For some reason, the following article wasn’t printed in the Gleaner this Sunday.
It’s a worldwide assumption: universities are safe havens for free thought and self-expression. The recent chasing and beating of a supposedly gay student at UTECH undoubtedly violated this ethos.
Unfortunately, Richard Florida, through his extensive research on the most creative cities in the world, shows a clear correlation between the presence of college campuses (with their tolerant, free thinking) and economic progress. This gives the recent event at UTECH national importance, and provides its leaders with a unique opportunity to not only demonstrate a real-life transformation for corporate Jamaica, but also to restore itself as a model of free thought.
Firing a few guards and expelling a few students will help little, if at all. In 2011, in a similar incident, a thief was caught and assaulted by a mob of UTECH students. In 2003, a robber was stoned to death in a cesspool by another UTECH mob. Small actions do not solve big problems, and it’s obvious that the responses in 2003 and 2011 were pitifully inadequate.
Based on this short history, this sorry episode is likely to be repeated if the administration, once again, fails to do enough to change the campus’ culture. Defensive arguments that “we did enough” only demonstrate an unwillingness to do what’s necessary, and what’s right.
In every corporate transformation that I have witnessed, the leadership team has hit a turning point that has caused a monumental internal shift. But it only happened after the easy options were exhausted. In this particular case, it might start when a critical mass of UTECH managers, faculty and students realize that nothing will be different after the “guilty” guards and students have departed.
The intractable nature of the university’s culture indicates that leaders need to take the next step and give up blaming and finger-pointing as tools for change. This particular act of violence was complex, and an inquiry may only end up showing that no-one at UTECH, or even in Jamaican society, is entirely innocent, whether they were part of the chase or not. Such a conclusion renders the act of punishment useless.

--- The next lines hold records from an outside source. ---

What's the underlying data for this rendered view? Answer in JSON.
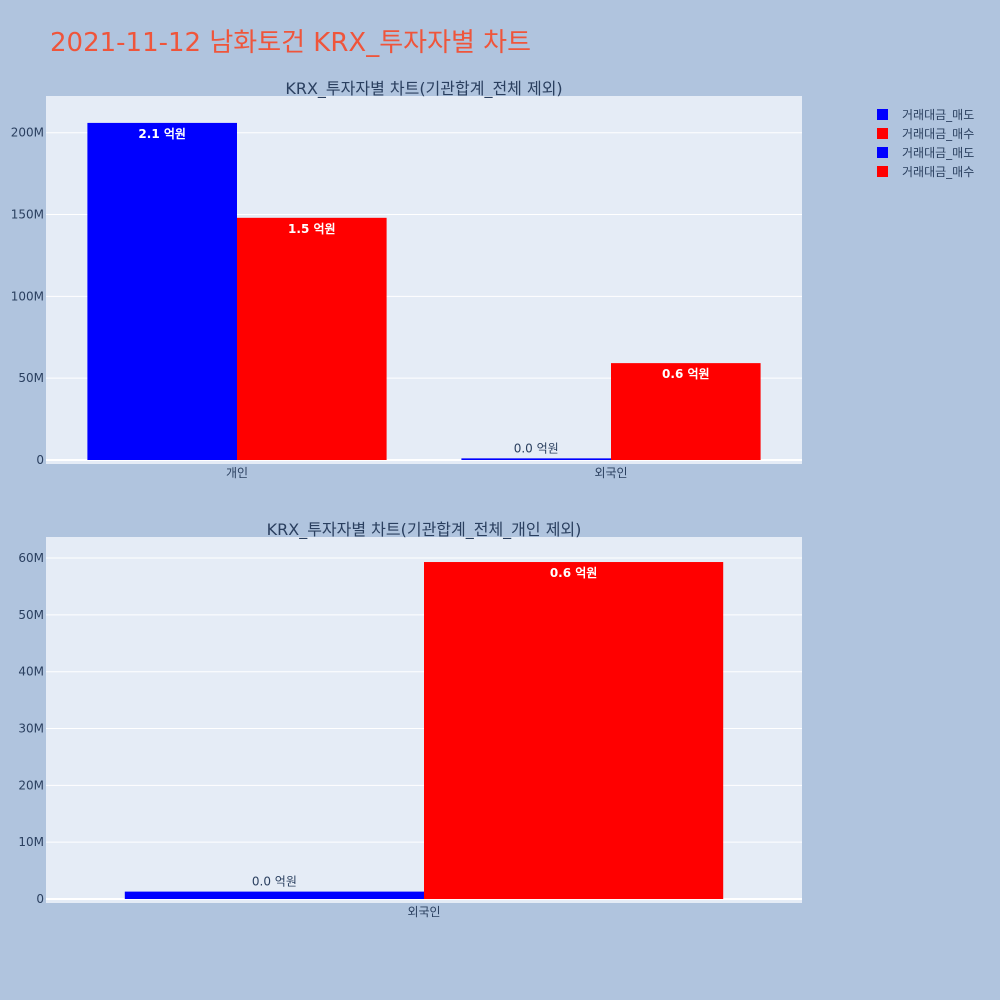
{
  "title": "2021-11-12 남화토건 KRX_투자자별 차트",
  "legend": [
    {
      "label": "거래대금_매도",
      "color": "#0000ff"
    },
    {
      "label": "거래대금_매수",
      "color": "#ff0000"
    },
    {
      "label": "거래대금_매도",
      "color": "#0000ff"
    },
    {
      "label": "거래대금_매수",
      "color": "#ff0000"
    }
  ],
  "chart_data": [
    {
      "type": "bar",
      "title": "KRX_투자자별 차트(기관합계_전체 제외)",
      "categories": [
        "개인",
        "외국인"
      ],
      "series": [
        {
          "name": "거래대금_매도",
          "color": "#0000ff",
          "values": [
            206000000,
            1000000
          ],
          "labels": [
            "2.1 억원",
            "0.0 억원"
          ]
        },
        {
          "name": "거래대금_매수",
          "color": "#ff0000",
          "values": [
            148000000,
            59200000
          ],
          "labels": [
            "1.5 억원",
            "0.6 억원"
          ]
        }
      ],
      "ylim": [
        0,
        220000000
      ],
      "yticks": [
        0,
        50000000,
        100000000,
        150000000,
        200000000
      ],
      "ytick_labels": [
        "0",
        "50M",
        "100M",
        "150M",
        "200M"
      ]
    },
    {
      "type": "bar",
      "title": "KRX_투자자별 차트(기관합계_전체_개인 제외)",
      "categories": [
        "외국인"
      ],
      "series": [
        {
          "name": "거래대금_매도",
          "color": "#0000ff",
          "values": [
            1300000
          ],
          "labels": [
            "0.0 억원"
          ]
        },
        {
          "name": "거래대금_매수",
          "color": "#ff0000",
          "values": [
            59300000
          ],
          "labels": [
            "0.6 억원"
          ]
        }
      ],
      "ylim": [
        0,
        63000000
      ],
      "yticks": [
        0,
        10000000,
        20000000,
        30000000,
        40000000,
        50000000,
        60000000
      ],
      "ytick_labels": [
        "0",
        "10M",
        "20M",
        "30M",
        "40M",
        "50M",
        "60M"
      ]
    }
  ]
}
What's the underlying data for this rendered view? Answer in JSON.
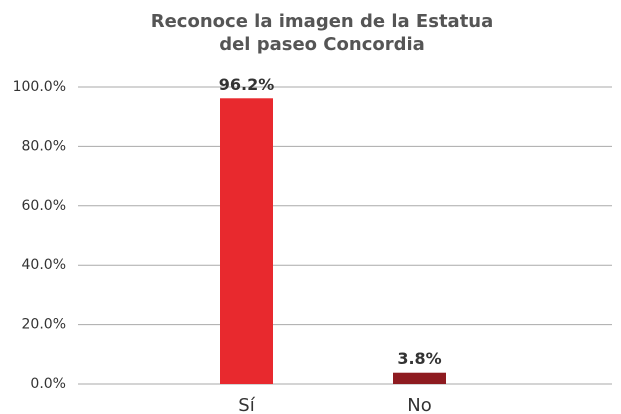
{
  "chart_data": {
    "type": "bar",
    "title": [
      "Reconoce la imagen de la Estatua",
      "del paseo Concordia"
    ],
    "categories": [
      "Sí",
      "No"
    ],
    "values": [
      96.2,
      3.8
    ],
    "value_labels": [
      "96.2%",
      "3.8%"
    ],
    "colors": [
      "#e8292e",
      "#8e1b20"
    ],
    "ylim": [
      0,
      100
    ],
    "yticks": [
      {
        "value": 0,
        "label": "0.0%"
      },
      {
        "value": 20,
        "label": "20.0%"
      },
      {
        "value": 40,
        "label": "40.0%"
      },
      {
        "value": 60,
        "label": "60.0%"
      },
      {
        "value": 80,
        "label": "80.0%"
      },
      {
        "value": 100,
        "label": "100.0%"
      }
    ],
    "grid": true
  }
}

If no one can be blamed and punishment is ineffective, should we immediately resign ourselves to a repeat of this tragedy? Should UTECH simply invest in a faster-acting public relations machinery to deal with the next expected act of mob violence?
My research and experience show that true corporate transformations don’t involve giving up. Instead, leaders take an extraordinary step — they demonstrate a public willingness to discover their personal contribution to problems and issues.
At UTECH, this would mean more than making showy cries of “Maxima Mea Culpa.” Genuinely transformative leaders would search their motives and actions for insight into how their missteps, ignorance and foot-dragging made it easier for this particular act of mob violence to occur. Obviously, this isn’t an activity for the faint of heart.
Most of us resist this kind of rigorous self-examination. Instead, too many of us play “the blame game,” a pursuit that blinds us to real solutions. The handful of brave souls who persevere in this inquiry typically come up with a raft of changes to make, and start to show others how they, too, can take responsibility and empower themselves. Fixing tough problems like mob violence and homosexual hatred become possible.
That’s where a corporate transformation always starts: when at least one person freely decides to constitute him or herself as the cause or source of an undesired result. It’s what Gandhi meant when he said, “If you want to change the world, become the first change.”
Transformation requires an act of radical responsibility, and it’s available to all professionals, in every company. It needn’t start at the top, but when it does, executives can set a transformative example for others that gives them the courage to try it for themselves, on their most difficult problems. The kind of power that comes from this act is contagious, attractive, but elusive.
Early in his career, Martin Luther King Jr. was a pastor for a comfortable, middle-class church in Montgomery. His career was set, and he didn’t need to take responsibility for the end of local segregation in his new hometown. But as he later said, “An individual has not started living until he/she can rise above the narrow confines of his/her individualistic concerns to the broader concerns of all humanity.” UTECH’s leaders have the opportunity to lift us all to a different place, starting with their transformation and a new degree of responsibility.